1. A method of using an inhibitor of a carboxylesterase and a drug in an animal, wherein the inhibited carboxylesterase reduced the efficacy of the drug in the animal.

2. The method of claim 1, wherein the inhibition of the carboxylesterase is a preferred isozyme.

3. The method of claim 1, wherein the inhibition of the preferred isozyme is carboxylesterase 2 and not carboxylesterase 1.

4. A method of providing a drug that includes the steps of providing the drug together with tetrahydrolipstatin, and inhibiting carboxylesterase.

5. The method of claim 4, wherein the inhibition of the carboxylesterase is a preferred isozyme.
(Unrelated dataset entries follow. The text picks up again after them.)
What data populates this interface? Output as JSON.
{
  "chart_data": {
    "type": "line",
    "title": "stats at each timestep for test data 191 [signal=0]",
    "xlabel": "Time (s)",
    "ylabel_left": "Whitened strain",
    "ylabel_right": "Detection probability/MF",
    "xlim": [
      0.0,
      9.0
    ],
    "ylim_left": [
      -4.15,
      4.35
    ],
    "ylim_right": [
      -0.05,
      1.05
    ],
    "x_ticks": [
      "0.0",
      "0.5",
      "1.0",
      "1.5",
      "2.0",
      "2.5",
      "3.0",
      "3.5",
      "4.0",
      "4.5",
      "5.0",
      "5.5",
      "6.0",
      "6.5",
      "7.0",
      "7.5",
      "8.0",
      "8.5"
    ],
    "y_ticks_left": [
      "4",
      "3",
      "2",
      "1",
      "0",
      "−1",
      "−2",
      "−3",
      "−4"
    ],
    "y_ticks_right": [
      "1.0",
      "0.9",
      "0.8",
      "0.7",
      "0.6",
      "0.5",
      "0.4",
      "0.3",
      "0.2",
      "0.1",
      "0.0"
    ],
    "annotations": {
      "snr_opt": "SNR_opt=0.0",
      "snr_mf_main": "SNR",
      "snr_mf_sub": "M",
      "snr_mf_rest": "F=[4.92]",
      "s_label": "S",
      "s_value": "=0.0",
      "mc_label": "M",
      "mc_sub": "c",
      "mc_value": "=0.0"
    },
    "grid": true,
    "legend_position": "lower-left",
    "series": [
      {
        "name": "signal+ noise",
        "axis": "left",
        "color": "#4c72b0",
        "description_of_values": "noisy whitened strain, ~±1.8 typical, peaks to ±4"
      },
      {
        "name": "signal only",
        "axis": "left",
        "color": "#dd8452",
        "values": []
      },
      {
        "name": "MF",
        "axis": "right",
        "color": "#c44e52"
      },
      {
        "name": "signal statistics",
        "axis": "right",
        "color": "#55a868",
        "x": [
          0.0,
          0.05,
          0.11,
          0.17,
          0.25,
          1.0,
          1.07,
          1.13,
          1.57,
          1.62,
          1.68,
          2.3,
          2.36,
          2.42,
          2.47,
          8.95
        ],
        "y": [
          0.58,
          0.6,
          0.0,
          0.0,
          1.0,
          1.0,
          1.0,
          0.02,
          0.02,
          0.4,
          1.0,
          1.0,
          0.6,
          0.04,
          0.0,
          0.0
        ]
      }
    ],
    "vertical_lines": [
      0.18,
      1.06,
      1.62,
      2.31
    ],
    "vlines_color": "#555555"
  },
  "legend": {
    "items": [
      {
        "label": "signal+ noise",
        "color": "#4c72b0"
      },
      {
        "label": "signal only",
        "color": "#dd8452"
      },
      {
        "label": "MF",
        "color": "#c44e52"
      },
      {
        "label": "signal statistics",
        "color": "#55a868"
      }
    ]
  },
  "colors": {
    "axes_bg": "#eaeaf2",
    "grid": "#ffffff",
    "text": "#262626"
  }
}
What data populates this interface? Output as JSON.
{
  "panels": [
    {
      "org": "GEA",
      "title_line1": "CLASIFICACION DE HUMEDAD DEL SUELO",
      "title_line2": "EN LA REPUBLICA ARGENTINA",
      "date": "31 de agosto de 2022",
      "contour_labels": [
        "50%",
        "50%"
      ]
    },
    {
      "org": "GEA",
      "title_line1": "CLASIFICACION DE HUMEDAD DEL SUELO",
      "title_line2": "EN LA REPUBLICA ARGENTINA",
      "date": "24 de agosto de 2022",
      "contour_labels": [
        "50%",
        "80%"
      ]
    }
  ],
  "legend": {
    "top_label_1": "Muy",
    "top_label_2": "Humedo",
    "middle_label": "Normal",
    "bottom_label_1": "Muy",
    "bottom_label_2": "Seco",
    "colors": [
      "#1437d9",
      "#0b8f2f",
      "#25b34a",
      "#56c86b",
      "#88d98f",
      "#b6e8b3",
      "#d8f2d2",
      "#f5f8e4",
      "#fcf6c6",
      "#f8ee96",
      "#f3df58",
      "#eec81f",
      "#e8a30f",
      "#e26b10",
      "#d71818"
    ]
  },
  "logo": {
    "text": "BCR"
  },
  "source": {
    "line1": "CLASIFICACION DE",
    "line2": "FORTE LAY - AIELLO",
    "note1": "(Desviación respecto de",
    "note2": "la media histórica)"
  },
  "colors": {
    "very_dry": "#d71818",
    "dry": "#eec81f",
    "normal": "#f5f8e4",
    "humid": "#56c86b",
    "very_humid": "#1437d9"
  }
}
6. The method of claim 4, wherein the inhibition of the preferred isozyme is carboxylesterase 2 and not carboxylesterase 1.

7. A chemical compound that includes a drug together with tetrahydrolipstatin for improving the efficacy of the drug in a subject.

8. The chemical compound of claim 7, carboxylesterase is inhibited by the tetrahydrolipstatin.

9. The chemical compound of claim 8, wherein the inhibition of the carboxylesterase is a preferred isozyme.

10. The method of claim 8, wherein the inhibition of the preferred isozyme is carboxylesterase 2 and not carboxylesterase 1.